MichaelGG 12 years ago | |

A terabyte of RAM is pretty cheap. Around $12K for the RAM. Last I quoted out a system for VoltDB, the total cost (complete servers with CPU, disk, RAM) came to ~$17/GB to $22/GB.

If you actually have transaction processing at this scale and need that performance, the RAM cost is not a major issue.

mtravis 12 years ago | |

Well, 2-way Cisco servers can hold 1TB RAM each.

It scales as long as throughput increases while new nodes are added. I've done benchmarking up to 12 nodes, and it continued to scale nearly linearly. (http://www.infinisql.org/blog). I'd like to push it further, but need $$$ for bigger benchmark environments.

glogla 12 years ago | |

Badly. But scaling in dataset size, and scaling in performance are not the same thing. Busy eshop might need no more than 5 GB of space (growing 100 MB per month or something) but require very high speed.

amalag 12 years ago |

This is what Clustrix (YC company) claims to do.

mtravis 12 years ago | |

Hi, amalag.
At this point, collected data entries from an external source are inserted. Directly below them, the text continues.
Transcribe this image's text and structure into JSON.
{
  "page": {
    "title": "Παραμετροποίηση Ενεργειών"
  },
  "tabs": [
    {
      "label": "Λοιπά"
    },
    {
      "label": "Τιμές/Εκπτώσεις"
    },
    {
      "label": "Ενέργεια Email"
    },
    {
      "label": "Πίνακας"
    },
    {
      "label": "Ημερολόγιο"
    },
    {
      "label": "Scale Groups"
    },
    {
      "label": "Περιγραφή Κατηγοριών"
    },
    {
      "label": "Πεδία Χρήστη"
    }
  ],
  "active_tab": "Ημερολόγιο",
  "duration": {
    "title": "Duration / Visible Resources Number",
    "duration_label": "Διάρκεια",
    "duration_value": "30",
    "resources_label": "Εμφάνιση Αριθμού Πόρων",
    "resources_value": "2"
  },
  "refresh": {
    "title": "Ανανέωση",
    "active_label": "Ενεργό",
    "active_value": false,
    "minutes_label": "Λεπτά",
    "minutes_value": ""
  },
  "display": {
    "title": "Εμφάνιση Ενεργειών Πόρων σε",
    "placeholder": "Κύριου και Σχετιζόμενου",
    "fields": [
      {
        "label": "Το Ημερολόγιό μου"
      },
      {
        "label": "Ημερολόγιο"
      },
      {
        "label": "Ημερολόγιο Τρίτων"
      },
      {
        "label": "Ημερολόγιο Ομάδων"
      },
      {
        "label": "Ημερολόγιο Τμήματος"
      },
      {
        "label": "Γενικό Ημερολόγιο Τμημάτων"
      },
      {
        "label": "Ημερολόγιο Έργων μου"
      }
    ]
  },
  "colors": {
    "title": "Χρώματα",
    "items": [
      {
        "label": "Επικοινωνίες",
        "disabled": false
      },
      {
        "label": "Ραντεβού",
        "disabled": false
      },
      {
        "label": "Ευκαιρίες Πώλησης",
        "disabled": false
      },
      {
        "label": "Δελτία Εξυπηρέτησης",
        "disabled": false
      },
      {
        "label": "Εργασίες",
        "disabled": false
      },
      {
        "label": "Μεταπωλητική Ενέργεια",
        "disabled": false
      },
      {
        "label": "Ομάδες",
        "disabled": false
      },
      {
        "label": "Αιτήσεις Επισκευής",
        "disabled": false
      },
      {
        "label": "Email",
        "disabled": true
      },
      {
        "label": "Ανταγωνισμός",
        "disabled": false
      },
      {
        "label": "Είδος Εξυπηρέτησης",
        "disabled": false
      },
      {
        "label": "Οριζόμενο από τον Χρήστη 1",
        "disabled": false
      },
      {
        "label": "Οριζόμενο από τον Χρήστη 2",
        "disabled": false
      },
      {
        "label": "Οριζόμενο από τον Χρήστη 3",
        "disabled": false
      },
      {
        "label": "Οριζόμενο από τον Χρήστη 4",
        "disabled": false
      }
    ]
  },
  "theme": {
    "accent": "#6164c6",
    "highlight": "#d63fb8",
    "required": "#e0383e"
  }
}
Yes, Clustrix is very similar to InfiniSQL (not to mention having been around longer). I believe that InfiniSQL has vastly higher performance at least for the type of workloads that InfiniSQl is currently capable of. InfiniSQL is also open source.

I hope there's room for competition in this space still.

sergei 12 years ago | | |

What do you base your performance claim vs Clustrix on?

jeremycole 12 years ago |

What's up with the weird coding standards? Include files named infinisql_*.h and #line statements... strange.

mtravis 12 years ago | |

Oh, the infinisql_*.h is because I deploy all header files as part of "make install", when what I really should do is boil it down to just the api header. The api is for stored procedure programming. Yes, I have it on backlog to fix. I give them all that name in case somebody installs to /usr/local (which you probably oughtn't) it's clear what application they all belong to. Yes, I could create a subdirectory, too. But the fix will be when I clean up api.cc to only have to pull in the one header instead of several of them.

#line statements because I get compiler messages from time to time putting things on the wrong line after having imported headers.

flatfilefan 12 years ago |

What is the difference to Teradata or Netezza except this is open source and lack the burden of universality yet?

mtravis 12 years ago | |

Those are analytics databases, also known as data warehouses. Optimized for batch reporting. InfiniSQL is geared for operational/transactional (OLTP) kinds of workloads.